Home » News » Opinion » Opinion: Doug’s Dug Himself a Nice, Deep Hole

Opinion: Doug’s Dug Himself a Nice, Deep Hole

State College - Vote Here

Photo by Geoff Rushton | StateCollege.com

Russell Frank

, , ,

If you’re looking for good news this week – and who isn’t? – how about this recent headline in The New York Times: 

“Mastriano’s Sputtering Campaign: No TV Ads, Tiny Crowds, Little Money”

And the subhead below that:  

“As he runs for governor of Pennsylvania, Doug Mastriano is being heavily outspent by his Democratic rival and trails badly in polling. National Republicans show little desire to help him.”

The Times piece tells us that no one is coming to Mastriano’s rallies, no one is giving him money and no one is giving him a snowball’s chance on a hot skillet of beating Josh Shapiro in November. Polls show Mastriano down by double digits. 

Perhaps you’re thinking, what can you expect from those libs at The Times? (Mastriano won’t talk to The Times, nor to any other mainstream news organization. My dad would call this cutting off your nose to spite your face.)

So let’s see what George Will has to say about the Republican Party’s nominee for governor of Pennsylvania. Will has been a leading voice among American conservatives since the invention of the bowtie. As such, I’m no fan, despite our shared addiction to baseball. 

But unlike Donald Trump and the jellyfish that cling to him, Will has actual beliefs. When he saw that Trump’s flights of nincompoopery were at odds with those beliefs, he broke ranks. (He has called Trump “a suppurating wound on American life.” Too kind.) 

Noting that Mastriano counts himself among those who refuse to accept that the American people really and most sincerely booted Trump’s saggy bottom back to Mar-a-Lago in November 2020, Will wrote in his Washington Post column that Mastriano “has the scary sincerity of the unhinged whose delusions armor them against evidence.”

The Mastriano-Shapiro race is getting all this national attention because of its potential national implications. Like Trump, Mastriano thinks you win elections the same way you win at Scrabble if you’re a sorehead with a rack full of vowels: Hide some consonants up your sleeve, accuse your opponent of same, and if those gambits don’t work, “accidentally” flip the board and scatter the tiles.

If elected, Mastriano says, he’ll appoint a secretary state who he’ll give the power to “make the corrections to elections.”

So imagine this scenario. The 2024 presidential election is another barn burner. Pennsylvania’s 19 electoral votes, which ties it with Illinois for the fifth-most behind California, Texas, Florida and New York, are going to be the difference maker, just as they were in 2020. And Gov. Mastriano has his thumb on the scale. 

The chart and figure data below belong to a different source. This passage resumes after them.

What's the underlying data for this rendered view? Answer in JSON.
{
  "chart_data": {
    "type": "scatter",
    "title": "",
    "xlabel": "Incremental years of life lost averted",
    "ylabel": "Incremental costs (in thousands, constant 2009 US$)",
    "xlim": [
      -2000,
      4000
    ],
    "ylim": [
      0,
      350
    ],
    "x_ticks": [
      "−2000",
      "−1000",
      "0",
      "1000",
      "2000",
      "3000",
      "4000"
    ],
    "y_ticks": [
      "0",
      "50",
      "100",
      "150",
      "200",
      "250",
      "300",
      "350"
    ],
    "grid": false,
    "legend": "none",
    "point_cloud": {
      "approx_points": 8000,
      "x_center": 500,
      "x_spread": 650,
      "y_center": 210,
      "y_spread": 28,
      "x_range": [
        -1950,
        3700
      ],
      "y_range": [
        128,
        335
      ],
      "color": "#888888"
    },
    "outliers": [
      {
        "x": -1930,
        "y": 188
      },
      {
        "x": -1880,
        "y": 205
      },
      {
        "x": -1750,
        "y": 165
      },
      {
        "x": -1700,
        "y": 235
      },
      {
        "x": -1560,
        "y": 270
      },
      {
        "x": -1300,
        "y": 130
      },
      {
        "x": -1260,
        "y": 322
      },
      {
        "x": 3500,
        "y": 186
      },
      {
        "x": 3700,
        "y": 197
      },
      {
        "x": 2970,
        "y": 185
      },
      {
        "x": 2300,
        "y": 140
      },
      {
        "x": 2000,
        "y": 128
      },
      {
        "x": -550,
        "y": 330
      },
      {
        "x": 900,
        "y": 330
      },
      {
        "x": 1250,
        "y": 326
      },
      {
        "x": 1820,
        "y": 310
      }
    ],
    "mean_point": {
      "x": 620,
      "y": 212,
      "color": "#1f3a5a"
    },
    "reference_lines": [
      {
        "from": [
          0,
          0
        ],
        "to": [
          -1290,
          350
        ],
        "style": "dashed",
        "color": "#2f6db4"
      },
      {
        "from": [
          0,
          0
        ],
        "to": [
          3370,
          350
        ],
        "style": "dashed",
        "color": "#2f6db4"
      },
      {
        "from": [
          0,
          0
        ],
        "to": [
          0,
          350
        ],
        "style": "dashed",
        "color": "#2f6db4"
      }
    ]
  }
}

Some other things one needs to know about the Republican nominee: 

  • Famously, he brought a busload of supporters to the U.S. Capitol on Jan. 6 to start the steal. 
  • He has called global warming “fake science.”
  • Though he’s against government mandating masks (“child abuse”) and vaccines (“the government’s poison”), he’s for government making pregnant women have babies and telling people whom they can and cannot marry. Note the inconsistency. 
  • His solution to the mass murder of children? Turn schools into forts: “I have called for a $20 million funding increase in this year’s budget that may be used for armed resource officers, metal detectors, door fortifications, emergency response training, security cameras, door-locking technology, and increasingly innovative solutions that will provide more security than taking guns away from law-abiding citizens.”
  • Among people involved in his campaign are a couple of self-described prophets, one of whom says that House Speaker Nancy Pelosi drinks the blood of children. (Not true! What Madame Speaker actually did was drink Bloody Marys as a child.)
  • And here he is outlining his busy, busy first day in office, should he get elected: “On day one ‘woke’ is broke. On day one critical race theory will no longer be taught in Pennsylvania schools. On day one no more boys on the girls’ team…On day one, no more boys in the girls’ bathroom…On day one — we’re blessed Pennsylvania, we’re blessed — on day one we’re gonna withdraw from the Regional Greenhouse Gas Initiative. We’re going to open up our state lands and rollback regulations, and we’re going to drill and dig like never before.” 

A whopping 50 attendees heard about these plans at Mastriano’s rally at the state capitol a couple of weeks ago. That’s what you get when you counter-schedule against Penn State vs. Central Michigan. Not to mention the Irish Fall Festival on the Jersey Shore, which had to have been way more fun. 

Those of you who are terrified at the thought of this guy becoming the commonwealth’s chief executive probably aren’t comforted by the poll numbers. You shouldn’t be. Trump wasn’t supposed to win in 2016 either. 

As ever, it may come down to turnout. When Tom Wolf was reelected in 2018, 58 percent of eligible voters went to the polls. When Wolf defeated Tom Corbett in 2014, turnout was 43 percent.

Both numbers are pathetic. If ever there was a year when sane people needed to vote for sanity, it’s this one.